Hou Deyi, Rabinovici Sharyl J M, Boehm Alexandria B
Environmental Water Studies, Department of Civil and Environmental Engineering, Stanford University, Stanford, California 94305-4020, USA.
Environ Sci Technol. 2006 Mar 15;40(6):1737-43. doi: 10.1021/es0515250.
Beach health advisories are issued if enterococci (ENT) densities exceed the 30-d geometric mean or single-sample water quality criteria. Current ENT enumeration procedures require 1 day of incubation; therefore, beach managers make policy decisions using 1-day-old data. This is tantamount to using a model that assumes ENT density on day t is equal to ENT density on day t-1. Research has shown that ENT densities vary over time scales shorterthan a day, calling into question the usefulness of the current model for decision-making. We created Dynamic Partial Least Square Regression (DPLSR) models for ENT at water quality monitoring stations within two adjacent marine recreational sites, Huntington State Beach (HSB) and Huntington City (HCB) Beach, California, using publicly available environmental data and tested whether these models overcome the drawbacks of the current model. The DPLSR models provide a better prediction of ENT than the current models based on comparisons of root-mean-square errors of prediction and the numbers of type 1 and 2 errors. We compared outcomes in terms of predicted illness, swimmers deterred from entering the water, and net benefits to swimmers for hypothetical management scenarios where beach advisories were issued based on (a) the previously collected sample's ENT density in conjunction with the two water quality criteria, and (b) predictions from DPLSR models in conjunction with the single-sample standard. At both HSB and HCB the DPLSR scenario produced a more favorable balance between illness prevention and recreational access. The results call into question the current method of beach management and show that model-informed decision-making and elimination of the geometric mean standard will aid beach managers in achieving more favorable outcomes in terms of illness and access than are presently achieved using 1-day-old measurements, especially at beaches where water quality problems are chronic.

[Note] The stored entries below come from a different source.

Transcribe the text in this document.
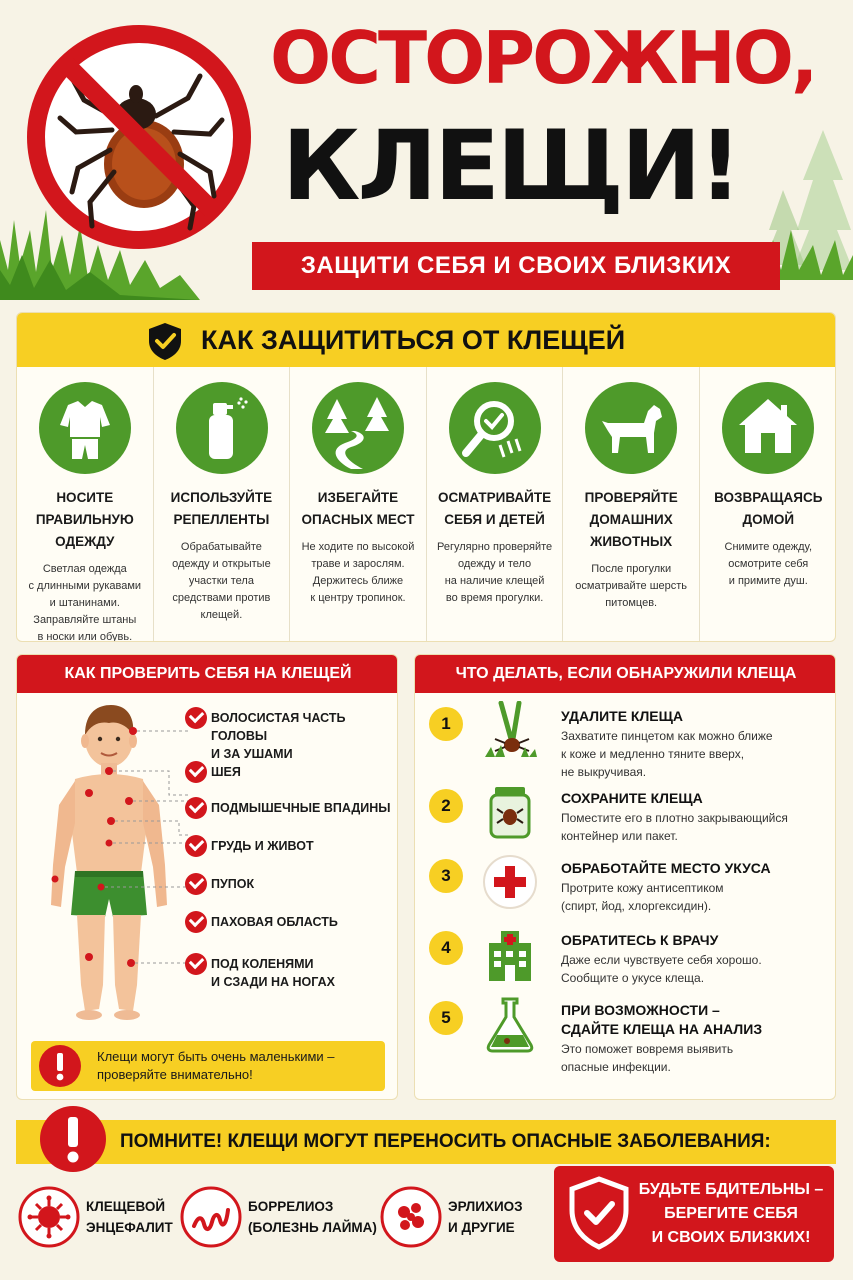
ОСТОРОЖНО,
КЛЕЩИ!
ЗАЩИТИ СЕБЯ И СВОИХ БЛИЗКИХ
КАК ЗАЩИТИТЬСЯ ОТ КЛЕЩЕЙ
НОСИТЕ
ПРАВИЛЬНУЮ
ОДЕЖДУ
Светлая одежда
с длинными рукавами
и штанинами.
Заправляйте штаны
в носки или обувь.
ИСПОЛЬЗУЙТЕ
РЕПЕЛЛЕНТЫ
Обрабатывайте
одежду и открытые
участки тела
средствами против
клещей.
ИЗБЕГАЙТЕ
ОПАСНЫХ МЕСТ
Не ходите по высокой
траве и зарослям.
Держитесь ближе
к центру тропинок.
ОСМАТРИВАЙТЕ
СЕБЯ И ДЕТЕЙ
Регулярно проверяйте
одежду и тело
на наличие клещей
во время прогулки.
ПРОВЕРЯЙТЕ
ДОМАШНИХ
ЖИВОТНЫХ
После прогулки
осматривайте шерсть
питомцев.
ВОЗВРАЩАЯСЬ
ДОМОЙ
Снимите одежду,
осмотрите себя
и примите душ.
КАК ПРОВЕРИТЬ СЕБЯ НА КЛЕЩЕЙ
ВОЛОСИСТАЯ ЧАСТЬ ГОЛОВЫ
И ЗА УШАМИ
ШЕЯ
ПОДМЫШЕЧНЫЕ ВПАДИНЫ
ГРУДЬ И ЖИВОТ
ПУПОК
ПАХОВАЯ ОБЛАСТЬ
ПОД КОЛЕНЯМИ
И СЗАДИ НА НОГАХ
Клещи могут быть очень маленькими –
проверяйте внимательно!
ЧТО ДЕЛАТЬ, ЕСЛИ ОБНАРУЖИЛИ КЛЕЩА
1	УДАЛИТЕ КЛЕЩА
Захватите пинцетом как можно ближе
к коже и медленно тяните вверх,
не выкручивая.
2	СОХРАНИТЕ КЛЕЩА
Поместите его в плотно закрывающийся
контейнер или пакет.
3	ОБРАБОТАЙТЕ МЕСТО УКУСА
Протрите кожу антисептиком
(спирт, йод, хлоргексидин).
4	ОБРАТИТЕСЬ К ВРАЧУ
Даже если чувствуете себя хорошо.
Сообщите о укусе клеща.
5	ПРИ ВОЗМОЖНОСТИ –
СДАЙТЕ КЛЕЩА НА АНАЛИЗ
Это поможет вовремя выявить
опасные инфекции.
ПОМНИТЕ! КЛЕЩИ МОГУТ ПЕРЕНОСИТЬ ОПАСНЫЕ ЗАБОЛЕВАНИЯ:
КЛЕЩЕВОЙ
ЭНЦЕФАЛИТ
БОРРЕЛИОЗ
(БОЛЕЗНЬ ЛАЙМА)
ЭРЛИХИОЗ
И ДРУГИЕ
БУДЬТЕ БДИТЕЛЬНЫ –
БЕРЕГИТЕ СЕБЯ
И СВОИХ БЛИЗКИХ!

如果肠球菌(ENT)密度超过30天几何平均值或单样本水质标准,就会发布海滩健康公告。当前的ENT计数程序需要1天的培养时间;因此,海滩管理人员根据1天前的数据做出政策决策。这等同于使用一个假设第t天的ENT密度等于第t - 1天的ENT密度的模型。研究表明,ENT密度在短于一天的时间尺度上会发生变化,这使得当前模型用于决策的有效性受到质疑。我们利用公开可用的环境数据,为加利福尼亚州两个相邻的海洋休闲场所亨廷顿州立海滩(HSB)和亨廷顿市海滩(HCB)内的水质监测站创建了ENT的动态偏最小二乘回归(DPLSR)模型,并测试这些模型是否克服了当前模型的缺点。基于预测的均方根误差以及1类和2类错误的数量比较,DPLSR模型比当前模型能更好地预测ENT。对于假设的管理情景,我们比较了基于(a)先前采集样本的ENT密度结合两个水质标准,以及(b)DPLSR模型结合单样本标准发布海滩公告时,在预测疾病、阻止游泳者下水以及对游泳者的净收益方面的结果。在HSB和HCB,DPLSR情景在疾病预防和休闲准入之间产生了更有利的平衡。研究结果对当前的海滩管理方法提出了质疑,并表明基于模型的决策以及消除几何平均标准将有助于海滩管理人员在疾病和准入方面取得比目前使用1天前的测量结果更有利的结果,特别是在水质问题长期存在的海滩。